16/04/2020
Bütün dünya salgın günlerinden ekonomik krizlerle dolu günlere savrulacak
Eve kapandığımız bugünlerde, dünyada yalnız olmadığımızı ve bir büyük bütünün parçası olduğumuzu yine hissediyoruz. Örneğin içinde bulunduğumuz korona virüs günlerinde Avrupa'da ve tabii bizde de benzin tüketimi yüzde 80 azalmış. Bundan giderek otomotiv sanayiini ne tür bir durgunluğun beklediğini görmemek mümkün müdür?
İşsizlik dalgası
Düşünün ki perakendecilik, lokantalar, oteller ve benzeri ekonomik faaliyetler, istihdamın yüzde 80'ine iş alanı açar... Karantina ve sokağa çıkma yasakları ile turizmin de dondurulduğunu düşündüğümüzde olay ne tür bir işsizlik dalgasına yol açacak, görebiliriz. Örneğin Kuzey İtalya'nın turizm gelirleri bu bölgenin tüm gelirlerinin yüzde 80'ini oluştururmuş.
Tamamı için https://www.sabah.com.tr/yazarlar/barlas/2020/04/16/butun-dunya-salgin-gunlerinden-ekonomik-krizlerle-dolu-gunlere-savrulacak
Yorum:
Allah dileyince bize sadece teslim olmak düşer
Sayın Barlas bir bahane bulur her seferinde, hükümeti veya ülkemizi kayırır, sorunsuz, tozpembe bir tablo çizerdi.

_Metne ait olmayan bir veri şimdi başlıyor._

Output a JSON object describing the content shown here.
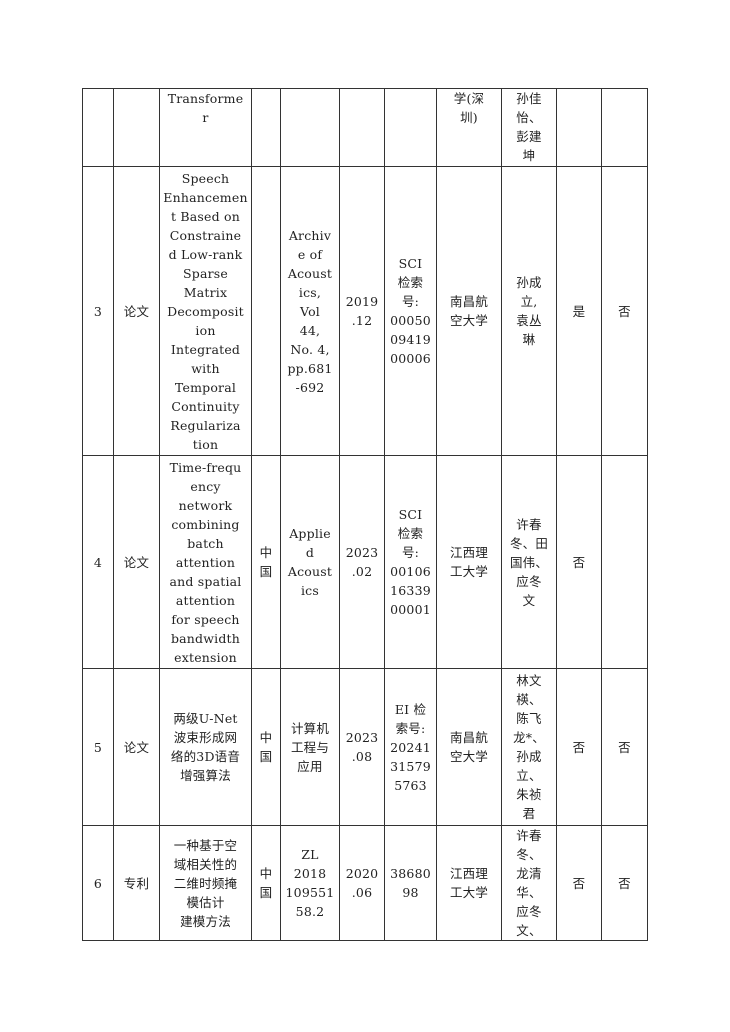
{
  "rows": [
    {
      "no": "",
      "type": "",
      "title": "Transforme\nr",
      "country": "",
      "journal": "",
      "date": "",
      "index": "",
      "org": "学(深\n圳)",
      "authors": "孙佳\n怡、\n彭建\n坤",
      "c10": "",
      "c11": ""
    },
    {
      "no": "3",
      "type": "论文",
      "title": "Speech\nEnhancemen\nt Based on\nConstraine\nd Low-rank\nSparse\nMatrix\nDecomposit\nion\nIntegrated\nwith\nTemporal\nContinuity\nRegulariza\ntion",
      "country": "",
      "journal": "Archiv\ne of\nAcoust\nics,\nVol\n44,\nNo. 4,\npp.681\n-692",
      "date": "2019\n.12",
      "index": "SCI\n检索\n号:\n00050\n09419\n00006",
      "org": "南昌航\n空大学",
      "authors": "孙成\n立,\n袁丛\n琳",
      "c10": "是",
      "c11": "否"
    },
    {
      "no": "4",
      "type": "论文",
      "title": "Time-frequ\nency\nnetwork\ncombining\nbatch\nattention\nand spatial\nattention\nfor speech\nbandwidth\nextension",
      "country": "中\n国",
      "journal": "Applie\nd\nAcoust\nics",
      "date": "2023\n.02",
      "index": "SCI\n检索\n号:\n00106\n16339\n00001",
      "org": "江西理\n工大学",
      "authors": "许春\n冬、田\n国伟、\n应冬\n文",
      "c10": "否",
      "c11": ""
    },
    {
      "no": "5",
      "type": "论文",
      "title": "两级U-Net\n波束形成网\n络的3D语音\n增强算法",
      "country": "中\n国",
      "journal": "计算机\n工程与\n应用",
      "date": "2023\n.08",
      "index": "EI 检\n索号:\n20241\n31579\n5763",
      "org": "南昌航\n空大学",
      "authors": "林文\n楧、\n陈飞\n龙*、\n孙成\n立、\n朱祯\n君",
      "c10": "否",
      "c11": "否"
    },
    {
      "no": "6",
      "type": "专利",
      "title": "一种基于空\n域相关性的\n二维时频掩\n模估计\n建模方法",
      "country": "中\n国",
      "journal": "ZL\n2018\n109551\n58.2",
      "date": "2020\n.06",
      "index": "38680\n98",
      "org": "江西理\n工大学",
      "authors": "许春\n冬、\n龙清\n华、\n应冬\n文、",
      "c10": "否",
      "c11": "否"
    }
  ]
}
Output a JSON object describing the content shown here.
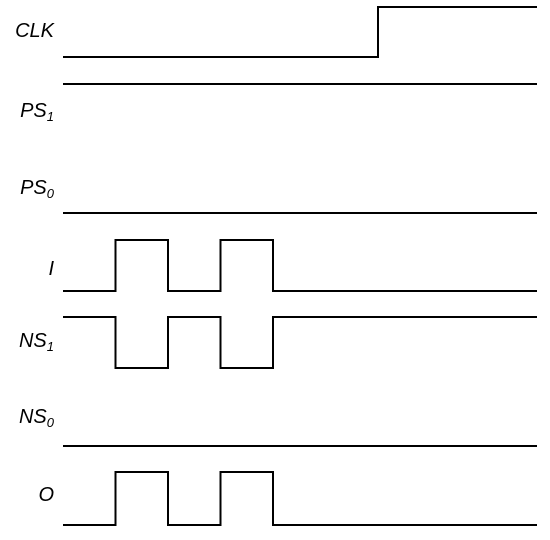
{
  "signals": [
    {
      "id": "clk",
      "name": "CLK",
      "sub": "",
      "wave": [
        0,
        0,
        0,
        0,
        0,
        0,
        1,
        1,
        1,
        1
      ]
    },
    {
      "id": "ps1",
      "name": "PS",
      "sub": "1",
      "wave": [
        1,
        1,
        1,
        1,
        1,
        1,
        1,
        1,
        1,
        1
      ]
    },
    {
      "id": "ps0",
      "name": "PS",
      "sub": "0",
      "wave": [
        0,
        0,
        0,
        0,
        0,
        0,
        0,
        0,
        0,
        0
      ]
    },
    {
      "id": "i",
      "name": "I",
      "sub": "",
      "wave": [
        0,
        1,
        0,
        1,
        0,
        0,
        0,
        0,
        0,
        0
      ]
    },
    {
      "id": "ns1",
      "name": "NS",
      "sub": "1",
      "wave": [
        1,
        0,
        1,
        0,
        1,
        1,
        1,
        1,
        1,
        1
      ]
    },
    {
      "id": "ns0",
      "name": "NS",
      "sub": "0",
      "wave": [
        0,
        0,
        0,
        0,
        0,
        0,
        0,
        0,
        0,
        0
      ]
    },
    {
      "id": "o",
      "name": "O",
      "sub": "",
      "wave": [
        0,
        1,
        0,
        1,
        0,
        0,
        0,
        0,
        0,
        0
      ]
    }
  ],
  "colors": {
    "line": "#000000",
    "text": "#000000",
    "background": "#ffffff"
  }
}
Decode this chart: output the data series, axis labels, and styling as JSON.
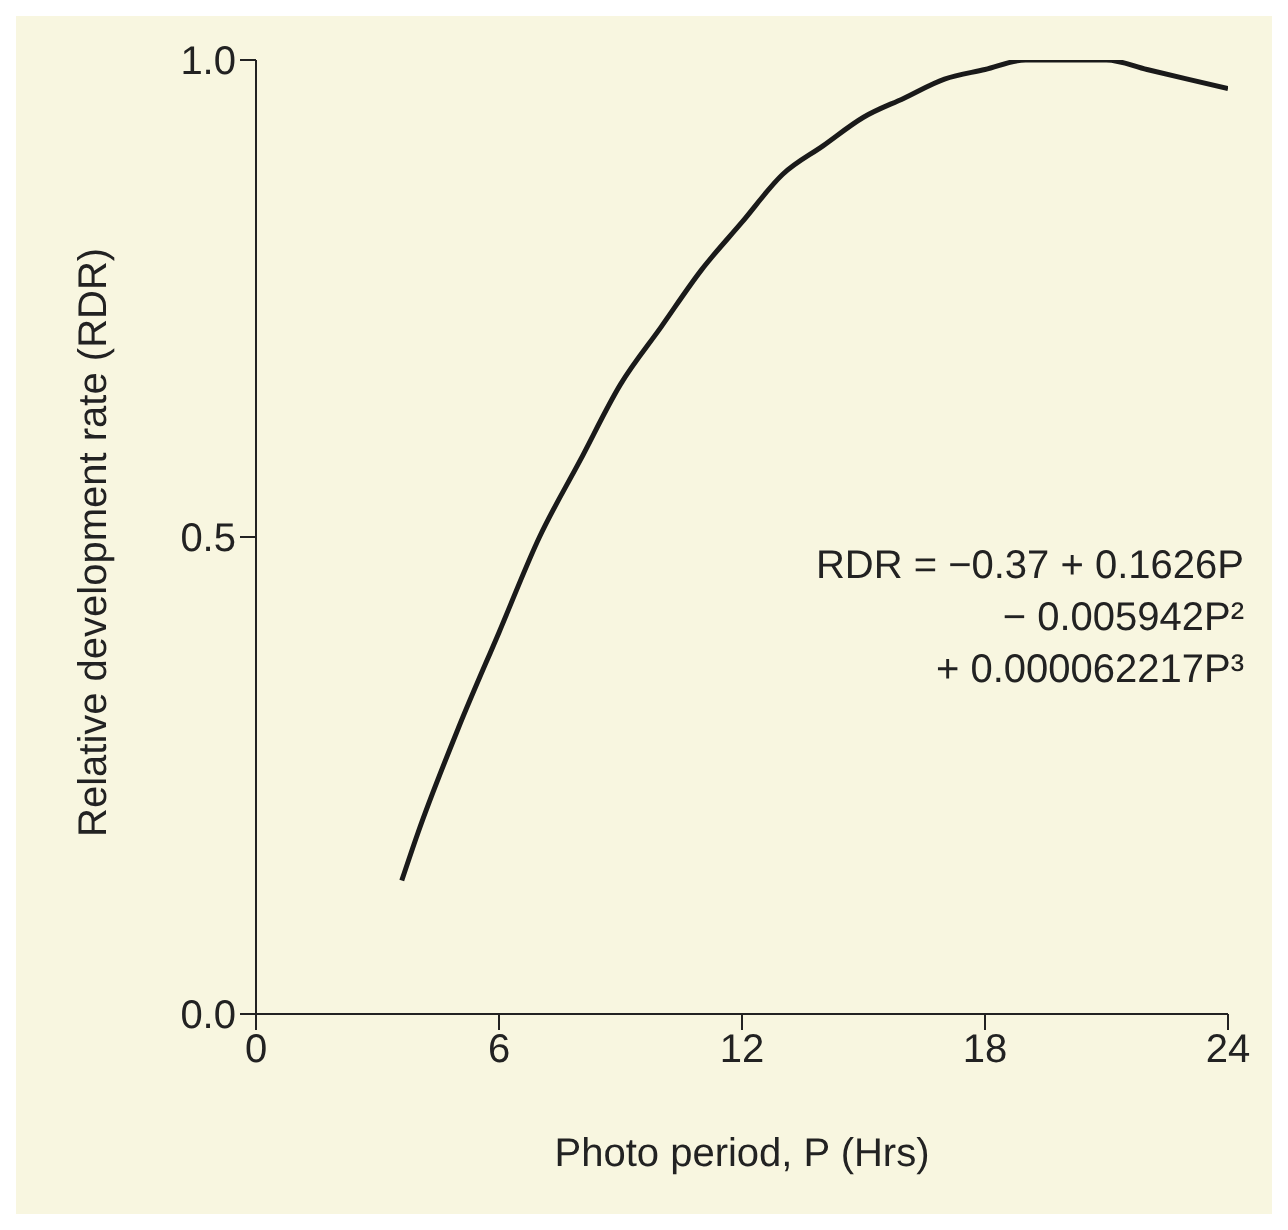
{
  "chart_data": {
    "type": "line",
    "xlabel": "Photo period, P (Hrs)",
    "ylabel": "Relative development rate (RDR)",
    "x": [
      3.6,
      4,
      5,
      6,
      7,
      8,
      9,
      10,
      11,
      12,
      13,
      14,
      15,
      16,
      17,
      18,
      19,
      20,
      21,
      22,
      23,
      24
    ],
    "series": [
      {
        "color": "#1a1a1a",
        "values": [
          0.14,
          0.19,
          0.3,
          0.4,
          0.5,
          0.58,
          0.66,
          0.72,
          0.78,
          0.83,
          0.88,
          0.91,
          0.94,
          0.96,
          0.98,
          0.99,
          1.0,
          1.0,
          1.0,
          0.99,
          0.98,
          0.97
        ]
      }
    ],
    "xlim": [
      0,
      24
    ],
    "xticks": [
      0,
      6,
      12,
      18,
      24
    ],
    "ylim": [
      0,
      1
    ],
    "yticks": [
      {
        "value": 0,
        "label": "0.0"
      },
      {
        "value": 0.5,
        "label": "0.5"
      },
      {
        "value": 1,
        "label": "1.0"
      }
    ],
    "grid": false,
    "legend": false,
    "annotations": [
      "RDR = −0.37 + 0.1626P",
      "− 0.005942P²",
      "+ 0.000062217P³"
    ]
  }
}
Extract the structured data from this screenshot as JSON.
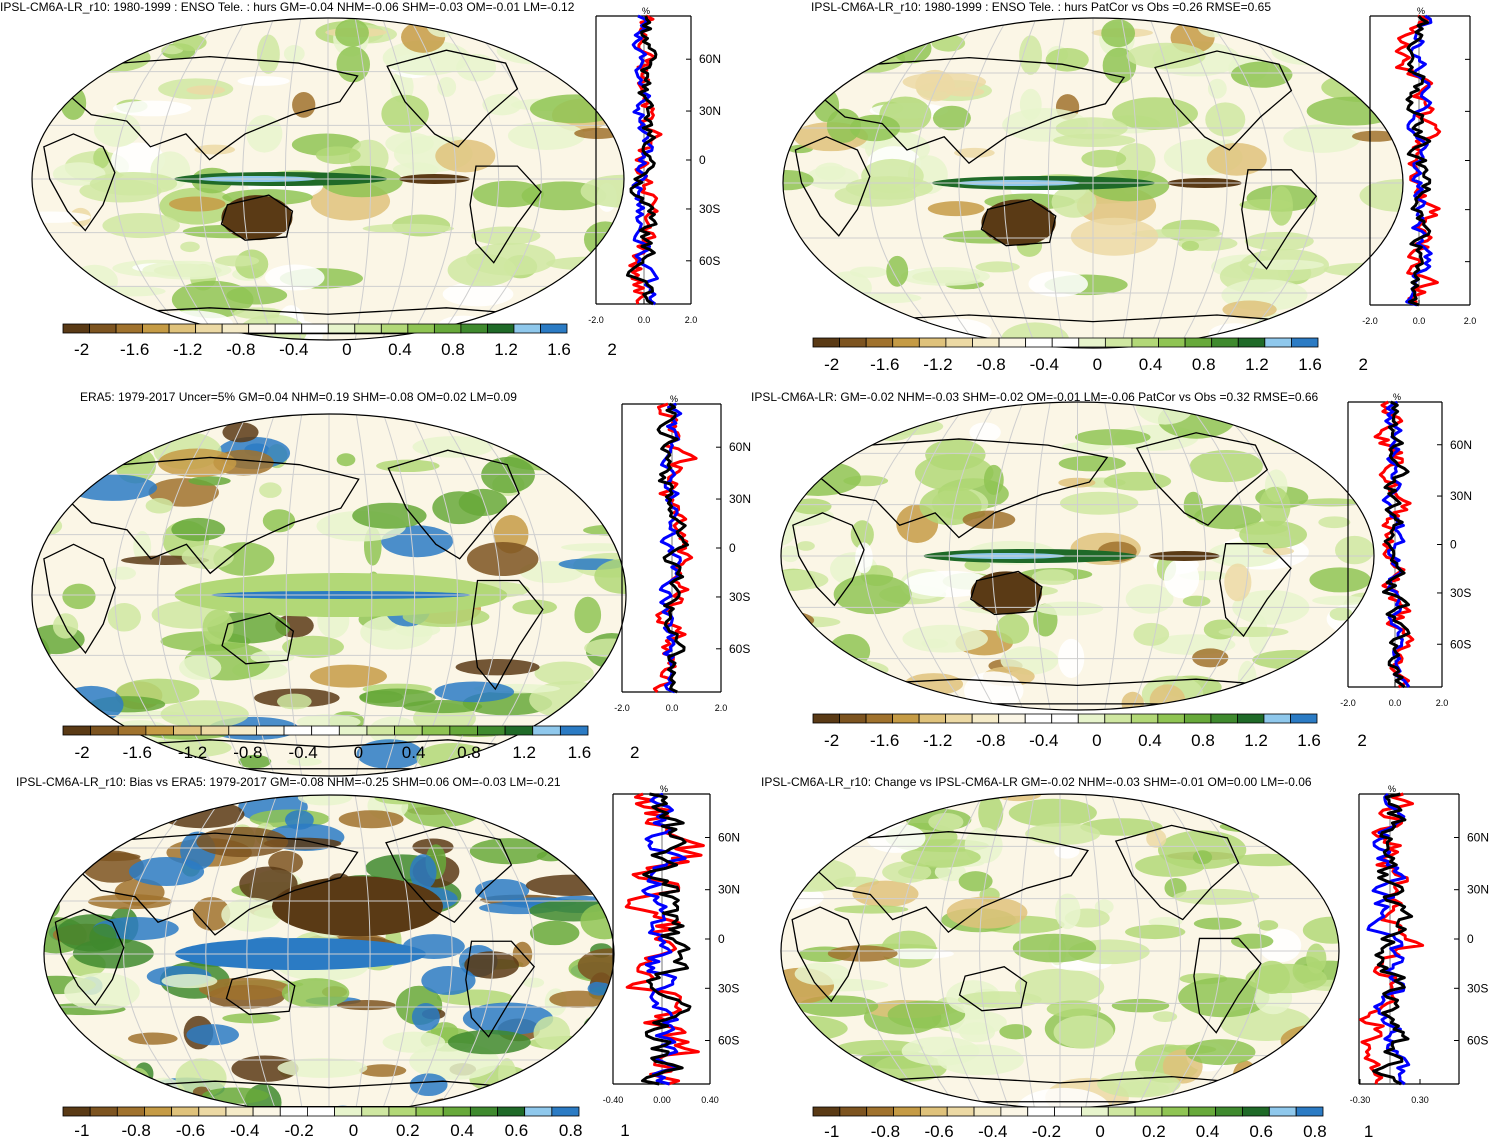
{
  "colorbar": {
    "colors": [
      "#5a3a15",
      "#7d5420",
      "#a0722d",
      "#c59b45",
      "#dfc27b",
      "#ecd9a4",
      "#f5ebc8",
      "#fbf6e6",
      "#ffffff",
      "#ffffff",
      "#e7f4cc",
      "#cfe7a1",
      "#b2d877",
      "#8fc453",
      "#67a93a",
      "#3f8a2e",
      "#1f6a28",
      "#8fc8ec",
      "#2b7bc4"
    ]
  },
  "panels": [
    {
      "id": "p1",
      "title": "IPSL-CM6A-LR_r10: 1980-1999 : ENSO Tele. : hurs GM=-0.04 NHM=-0.06 SHM=-0.03 OM=-0.01 LM=-0.12",
      "cbar_labels": [
        "-2",
        "-1.6",
        "-1.2",
        "-0.8",
        "-0.4",
        "0",
        "0.4",
        "0.8",
        "1.2",
        "1.6",
        "2"
      ],
      "profile_unit": "%",
      "lat_labels": [
        "60N",
        "30N",
        "0",
        "30S",
        "60S"
      ],
      "profile_xticks": [
        "-2.0",
        "0.0",
        "2.0"
      ]
    },
    {
      "id": "p2",
      "title": "IPSL-CM6A-LR_r10: 1980-1999 : ENSO Tele. : hurs PatCor vs Obs =0.26 RMSE=0.65",
      "cbar_labels": [
        "-2",
        "-1.6",
        "-1.2",
        "-0.8",
        "-0.4",
        "0",
        "0.4",
        "0.8",
        "1.2",
        "1.6",
        "2"
      ],
      "profile_unit": "%",
      "lat_labels": [],
      "profile_xticks": [
        "-2.0",
        "0.0",
        "2.0"
      ]
    },
    {
      "id": "p3",
      "title": "ERA5: 1979-2017 Uncer=5% GM=0.04 NHM=0.19 SHM=-0.08 OM=0.02 LM=0.09",
      "cbar_labels": [
        "-2",
        "-1.6",
        "-1.2",
        "-0.8",
        "-0.4",
        "0",
        "0.4",
        "0.8",
        "1.2",
        "1.6",
        "2"
      ],
      "profile_unit": "%",
      "lat_labels": [
        "60N",
        "30N",
        "0",
        "30S",
        "60S"
      ],
      "profile_xticks": [
        "-2.0",
        "0.0",
        "2.0"
      ]
    },
    {
      "id": "p4",
      "title": "IPSL-CM6A-LR: GM=-0.02 NHM=-0.03 SHM=-0.02 OM=-0.01 LM=-0.06 PatCor vs Obs =0.32 RMSE=0.66",
      "cbar_labels": [
        "-2",
        "-1.6",
        "-1.2",
        "-0.8",
        "-0.4",
        "0",
        "0.4",
        "0.8",
        "1.2",
        "1.6",
        "2"
      ],
      "profile_unit": "%",
      "lat_labels": [
        "60N",
        "30N",
        "0",
        "30S",
        "60S"
      ],
      "profile_xticks": [
        "-2.0",
        "0.0",
        "2.0"
      ]
    },
    {
      "id": "p5",
      "title": "IPSL-CM6A-LR_r10: Bias vs ERA5: 1979-2017 GM=-0.08 NHM=-0.25 SHM=0.06 OM=-0.03 LM=-0.21",
      "cbar_labels": [
        "-1",
        "-0.8",
        "-0.6",
        "-0.4",
        "-0.2",
        "0",
        "0.2",
        "0.4",
        "0.6",
        "0.8",
        "1"
      ],
      "profile_unit": "%",
      "lat_labels": [
        "60N",
        "30N",
        "0",
        "30S",
        "60S"
      ],
      "profile_xticks": [
        "-0.40",
        "0.00",
        "0.40"
      ]
    },
    {
      "id": "p6",
      "title": "IPSL-CM6A-LR_r10: Change vs IPSL-CM6A-LR GM=-0.02 NHM=-0.03 SHM=-0.01 OM=0.00 LM=-0.06",
      "cbar_labels": [
        "-1",
        "-0.8",
        "-0.6",
        "-0.4",
        "-0.2",
        "0",
        "0.2",
        "0.4",
        "0.6",
        "0.8",
        "1"
      ],
      "profile_unit": "%",
      "lat_labels": [
        "60N",
        "30N",
        "0",
        "30S",
        "60S"
      ],
      "profile_xticks": [
        "-0.30",
        "0.30"
      ]
    }
  ],
  "chart_data": [
    {
      "type": "heatmap",
      "title": "IPSL-CM6A-LR_r10: 1980-1999 : ENSO Tele. : hurs GM=-0.04 NHM=-0.06 SHM=-0.03 OM=-0.01 LM=-0.12",
      "colorbar_range": [
        -2,
        2
      ],
      "colorbar_ticks": [
        -2,
        -1.6,
        -1.2,
        -0.8,
        -0.4,
        0,
        0.4,
        0.8,
        1.2,
        1.6,
        2
      ],
      "profile_xlim": [
        -2.0,
        2.0
      ],
      "profile_ylim_lat": [
        -90,
        90
      ]
    },
    {
      "type": "heatmap",
      "title": "IPSL-CM6A-LR_r10: 1980-1999 : ENSO Tele. : hurs PatCor vs Obs =0.26 RMSE=0.65",
      "colorbar_range": [
        -2,
        2
      ],
      "colorbar_ticks": [
        -2,
        -1.6,
        -1.2,
        -0.8,
        -0.4,
        0,
        0.4,
        0.8,
        1.2,
        1.6,
        2
      ],
      "profile_xlim": [
        -2.0,
        2.0
      ],
      "profile_ylim_lat": [
        -90,
        90
      ]
    },
    {
      "type": "heatmap",
      "title": "ERA5: 1979-2017 Uncer=5% GM=0.04 NHM=0.19 SHM=-0.08 OM=0.02 LM=0.09",
      "colorbar_range": [
        -2,
        2
      ],
      "colorbar_ticks": [
        -2,
        -1.6,
        -1.2,
        -0.8,
        -0.4,
        0,
        0.4,
        0.8,
        1.2,
        1.6,
        2
      ],
      "profile_xlim": [
        -2.0,
        2.0
      ],
      "profile_ylim_lat": [
        -90,
        90
      ]
    },
    {
      "type": "heatmap",
      "title": "IPSL-CM6A-LR: GM=-0.02 NHM=-0.03 SHM=-0.02 OM=-0.01 LM=-0.06 PatCor vs Obs =0.32 RMSE=0.66",
      "colorbar_range": [
        -2,
        2
      ],
      "colorbar_ticks": [
        -2,
        -1.6,
        -1.2,
        -0.8,
        -0.4,
        0,
        0.4,
        0.8,
        1.2,
        1.6,
        2
      ],
      "profile_xlim": [
        -2.0,
        2.0
      ],
      "profile_ylim_lat": [
        -90,
        90
      ]
    },
    {
      "type": "heatmap",
      "title": "IPSL-CM6A-LR_r10: Bias vs ERA5: 1979-2017 GM=-0.08 NHM=-0.25 SHM=0.06 OM=-0.03 LM=-0.21",
      "colorbar_range": [
        -1,
        1
      ],
      "colorbar_ticks": [
        -1,
        -0.8,
        -0.6,
        -0.4,
        -0.2,
        0,
        0.2,
        0.4,
        0.6,
        0.8,
        1
      ],
      "profile_xlim": [
        -0.4,
        0.4
      ],
      "profile_ylim_lat": [
        -90,
        90
      ]
    },
    {
      "type": "heatmap",
      "title": "IPSL-CM6A-LR_r10: Change vs IPSL-CM6A-LR GM=-0.02 NHM=-0.03 SHM=-0.01 OM=0.00 LM=-0.06",
      "colorbar_range": [
        -1,
        1
      ],
      "colorbar_ticks": [
        -1,
        -0.8,
        -0.6,
        -0.4,
        -0.2,
        0,
        0.2,
        0.4,
        0.6,
        0.8,
        1
      ],
      "profile_xlim": [
        -0.3,
        0.3
      ],
      "profile_ylim_lat": [
        -90,
        90
      ]
    }
  ]
}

Olayın vahametini buradan anlayın ki kendisi artık ekonomik bir krizin kaçınılmaz olacağını ve ülkemizin de bu tufandan nasibini alacağını kabullenmek durumunda kalmış. İyi de olmuş. Gerçeklerle yüzleşmek, bir kriz çözümünde ilk kapıdır.
“Biz buradan geçelim, gerisi Allah kerim.” Demek bizim için korkunç bir lüks, hatta herkes için öyle. Maalesef, bu cümleyi kurabilecek bir ülke yok yeryüzünde. Sonraki kapıları tek tek hesap etmek gerekecek.
Bu salgın iyi kötü bitecek, dünyanın yarısı bile yok olsa yine geriye hayat ve bu hayatın merkezinde olacak insanlar kalacak. Asıl sorun ise ekonomik tufanın nasıl atlatılacağıdır. Ortaklığın, dayanışmanın ve emeğe orantılı kazancın ne denli önemli olduğu görüldü. Dünya adına ‘Adil Düzen’ demese de bu düzeni kurmak zorunda kalacak, kerhen veya tav’en.